A rating upgrade is somewhat likely to lead to a stock price increase (evidence is mixed).
EVOLUTION OF INTERNAL CREDIT RATINGS #
Previous internal credit ratings approaches were very simplistic, as they often just identified a company as being either a good or a bad borrower. This process lacked the ability to assign unique interest rates based on individual probability of default (PD) and loss given default (LGD).
Two key factors have contributed to the increase in sophistication of internal credit ratings: the growing use of external credit rating agency language in the financial markets and the encouragement of Basel II rules to refine the approach for calculating credit risk capital requirements. Internal credit ratings models continue to improve, but key issues still exist regarding objectivity, data quality, time horizon, and consistency with external ratings.
INTERNAL CREDIT RATINGS #
- AT-THE-POINT APPROACH: This approach’s goal is to predict the credit quality over a relatively short horizon of a few months or, more generally, a year. Banks use this approach and employ quantitative models to determine the credit score.
- THROUGH-THE-CYCLE APPROACH: It focuses on a longer time horizon and includes the effects of forecasted cycles. The approach uses more qualitative assessments. Given the stability of the ratings over an economic cycle, when using through- the-cycle approaches, high-rated firms may be underrated during growth periods and overrated during the decline of a cycle.
Internal ratings can have a procyclical effect on the economy since banks often change ratings with a lag with respect to the change in the economy. Thus, after the economic trough has been reached, it is possible that a bank may downgrade a company poised for recovery with the use of additional credit from the bank.
In order to build an internal rating system, banks should create ratings that resemble those set by ratings agencies. However, before banks can link default probabilities to internal ratings, it is necessary to backtest the current internal rating system.
BIASES THAT MAY AFFECT A RATING SYSTEM #
An internal rating system may be biased by several factors. The following list identifies the main factors:
1.Time horizon bias: mixing ratings from different approaches to score a company
- Homogeneity bias: inability to maintain consistent ratings methods.

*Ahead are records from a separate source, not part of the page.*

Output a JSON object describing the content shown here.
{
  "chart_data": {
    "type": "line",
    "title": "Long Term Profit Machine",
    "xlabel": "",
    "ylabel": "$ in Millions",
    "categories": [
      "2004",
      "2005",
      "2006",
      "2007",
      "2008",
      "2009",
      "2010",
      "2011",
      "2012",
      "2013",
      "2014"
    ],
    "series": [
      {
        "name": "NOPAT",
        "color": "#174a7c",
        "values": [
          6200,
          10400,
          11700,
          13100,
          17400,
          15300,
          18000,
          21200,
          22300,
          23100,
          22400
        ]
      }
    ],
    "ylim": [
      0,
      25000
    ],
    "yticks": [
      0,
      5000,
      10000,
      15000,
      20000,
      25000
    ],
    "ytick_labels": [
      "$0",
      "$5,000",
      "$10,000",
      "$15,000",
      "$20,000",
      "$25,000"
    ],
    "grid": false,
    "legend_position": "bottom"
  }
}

- Principal/agent bias: moral hazard could result if bank employees do not act in the interest of management.
- Information bias: ratings assigned based on insufficient information.
- Criteria bias: allocation of ratings is based on unstable criteria.
- Scale bias: ratings may be unstable over time.
- Back testing bias: incorrectly linking rating system to default rates.
- Distribution bias: using an incorrect distribution to model probability of default.